= Ashanti Goldfields Corporation =

Gold mining company

The Ashanti Goldfields Corporation was a gold mining company based in Ghana that was founded by Joseph Ellis and Joseph Biney both from Cape Coast. The Ashanti Mine, located at Obuasi, 56 km south of Kumasi, has been producing since 1897. During the turn of the century 1900, the Ashanti Goldfields Corporation was among the most important gold mining companies listed at the London Stock Exchange. The mine is sited on one of the world's major gold deposits and is one of the ten largest in the world.

In 1994, the Ghana government, the majority shareholder, announced plans to sell 20-25 percent of its interest in AGC in a share flotation. The company was listed on the London and Ghana stock exchanges. It was the largest flotation ever organised by any gold mining company coordinating and advisory team alone numbered over 200 people. Each of the company's 10,000 employees received five free shares.

In 1996 AGC was listed on the New York Stock Exchange to raise new capital, it was the first African company to appear on Wall Street. In 1999, the company nearly succumbed to an ill-executed gold price hedge led by Goldman Sachs, which drove it to the brink of bankruptcy.

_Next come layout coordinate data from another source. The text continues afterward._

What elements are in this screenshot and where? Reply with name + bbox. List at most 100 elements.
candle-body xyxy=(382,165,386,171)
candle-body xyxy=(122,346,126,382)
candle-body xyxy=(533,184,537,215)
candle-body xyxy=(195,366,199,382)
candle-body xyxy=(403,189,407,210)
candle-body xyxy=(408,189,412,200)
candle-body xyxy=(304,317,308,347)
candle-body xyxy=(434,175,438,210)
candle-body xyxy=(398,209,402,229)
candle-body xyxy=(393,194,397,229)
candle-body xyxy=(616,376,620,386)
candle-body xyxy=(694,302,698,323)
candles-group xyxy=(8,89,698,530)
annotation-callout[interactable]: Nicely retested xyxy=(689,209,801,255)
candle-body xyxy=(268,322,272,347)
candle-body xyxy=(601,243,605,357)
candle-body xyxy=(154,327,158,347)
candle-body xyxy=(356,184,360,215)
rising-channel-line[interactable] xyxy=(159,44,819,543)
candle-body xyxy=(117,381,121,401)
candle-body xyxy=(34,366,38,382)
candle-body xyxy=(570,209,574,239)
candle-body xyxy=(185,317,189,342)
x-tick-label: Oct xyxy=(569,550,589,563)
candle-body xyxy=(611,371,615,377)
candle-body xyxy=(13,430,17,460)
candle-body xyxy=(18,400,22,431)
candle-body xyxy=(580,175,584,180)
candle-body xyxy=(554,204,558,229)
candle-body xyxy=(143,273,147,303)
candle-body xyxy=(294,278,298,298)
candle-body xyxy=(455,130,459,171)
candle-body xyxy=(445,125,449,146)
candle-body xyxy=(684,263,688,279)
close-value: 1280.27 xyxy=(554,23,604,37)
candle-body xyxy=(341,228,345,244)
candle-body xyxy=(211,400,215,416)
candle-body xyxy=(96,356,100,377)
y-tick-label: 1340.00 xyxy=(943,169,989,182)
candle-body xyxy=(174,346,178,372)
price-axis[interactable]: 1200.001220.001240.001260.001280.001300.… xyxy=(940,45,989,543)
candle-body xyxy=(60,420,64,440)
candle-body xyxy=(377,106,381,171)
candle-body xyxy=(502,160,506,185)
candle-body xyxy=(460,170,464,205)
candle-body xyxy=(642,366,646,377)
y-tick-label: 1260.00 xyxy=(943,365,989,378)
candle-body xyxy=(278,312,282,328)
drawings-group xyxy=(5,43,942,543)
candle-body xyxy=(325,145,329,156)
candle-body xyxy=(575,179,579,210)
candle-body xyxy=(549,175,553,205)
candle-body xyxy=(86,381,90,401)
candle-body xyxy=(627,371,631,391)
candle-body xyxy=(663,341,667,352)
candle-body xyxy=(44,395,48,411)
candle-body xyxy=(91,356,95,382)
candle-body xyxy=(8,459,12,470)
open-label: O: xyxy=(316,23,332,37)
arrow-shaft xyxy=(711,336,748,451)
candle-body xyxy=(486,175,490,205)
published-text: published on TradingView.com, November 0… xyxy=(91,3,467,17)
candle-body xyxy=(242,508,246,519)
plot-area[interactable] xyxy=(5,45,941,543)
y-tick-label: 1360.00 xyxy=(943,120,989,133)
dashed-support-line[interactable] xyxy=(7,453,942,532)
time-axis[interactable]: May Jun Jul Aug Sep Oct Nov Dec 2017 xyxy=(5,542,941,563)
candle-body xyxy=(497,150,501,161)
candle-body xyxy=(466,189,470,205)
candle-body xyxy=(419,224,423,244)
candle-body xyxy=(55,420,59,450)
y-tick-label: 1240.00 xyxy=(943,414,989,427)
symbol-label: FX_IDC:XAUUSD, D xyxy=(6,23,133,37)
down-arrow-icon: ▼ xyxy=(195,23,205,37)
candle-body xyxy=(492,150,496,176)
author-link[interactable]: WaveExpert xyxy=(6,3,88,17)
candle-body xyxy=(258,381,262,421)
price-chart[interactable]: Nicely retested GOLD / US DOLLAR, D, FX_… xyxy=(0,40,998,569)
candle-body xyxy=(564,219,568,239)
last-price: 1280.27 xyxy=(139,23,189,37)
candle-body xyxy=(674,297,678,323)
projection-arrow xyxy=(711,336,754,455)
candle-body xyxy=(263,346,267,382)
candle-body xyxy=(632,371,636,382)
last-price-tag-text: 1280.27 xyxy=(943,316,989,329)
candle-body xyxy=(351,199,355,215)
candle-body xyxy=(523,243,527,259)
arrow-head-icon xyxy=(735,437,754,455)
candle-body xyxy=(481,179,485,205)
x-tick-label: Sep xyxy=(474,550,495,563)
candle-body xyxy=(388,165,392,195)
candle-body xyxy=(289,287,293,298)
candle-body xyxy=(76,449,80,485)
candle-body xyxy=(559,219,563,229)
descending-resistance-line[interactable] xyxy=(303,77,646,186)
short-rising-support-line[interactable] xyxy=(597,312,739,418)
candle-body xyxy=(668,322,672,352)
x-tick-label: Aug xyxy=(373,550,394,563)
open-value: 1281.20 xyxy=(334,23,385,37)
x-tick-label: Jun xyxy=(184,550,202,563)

In 2004, it merged with AngloGold to create the world's second-largest gold producer, AngloGold Ashanti company. AngloGold is based in South Africa and majority-owned by Anglo American group.

==Mines and production==
Gold production figures for the company's mines in 2002 and 2003 were (in ounces per annum):

| Mine | Country | 2002 | 2003 |
|---|---|---|---|
| Bibiani gold mine | Ghana Ghana | 242,432 | 212,716 |
| Freda-Rebecca Gold Mine | Zimbabwe Zimbabwe | 98,255 | 51,091 |
| Geita Gold Mine (50%) | Tanzania Tanzania | 289,522 | 330,523 |
| Iduapriem Gold Mine | Ghana Ghana | 185,199 | 243,533 |
| Obuasi Gold Mine | Ghana Ghana | 537,219 | 513,163 |
| Siguiri Gold Mine | Guinea Guinea | 269,292 | 252,795 |
| Overall | Africa | 1,621,919 | 1,603,821 |

- Percentage figures behind names indicate the share of production of the mine belonging to Ashanti. Production figures shown are those belonging to Ashanti, not overall production.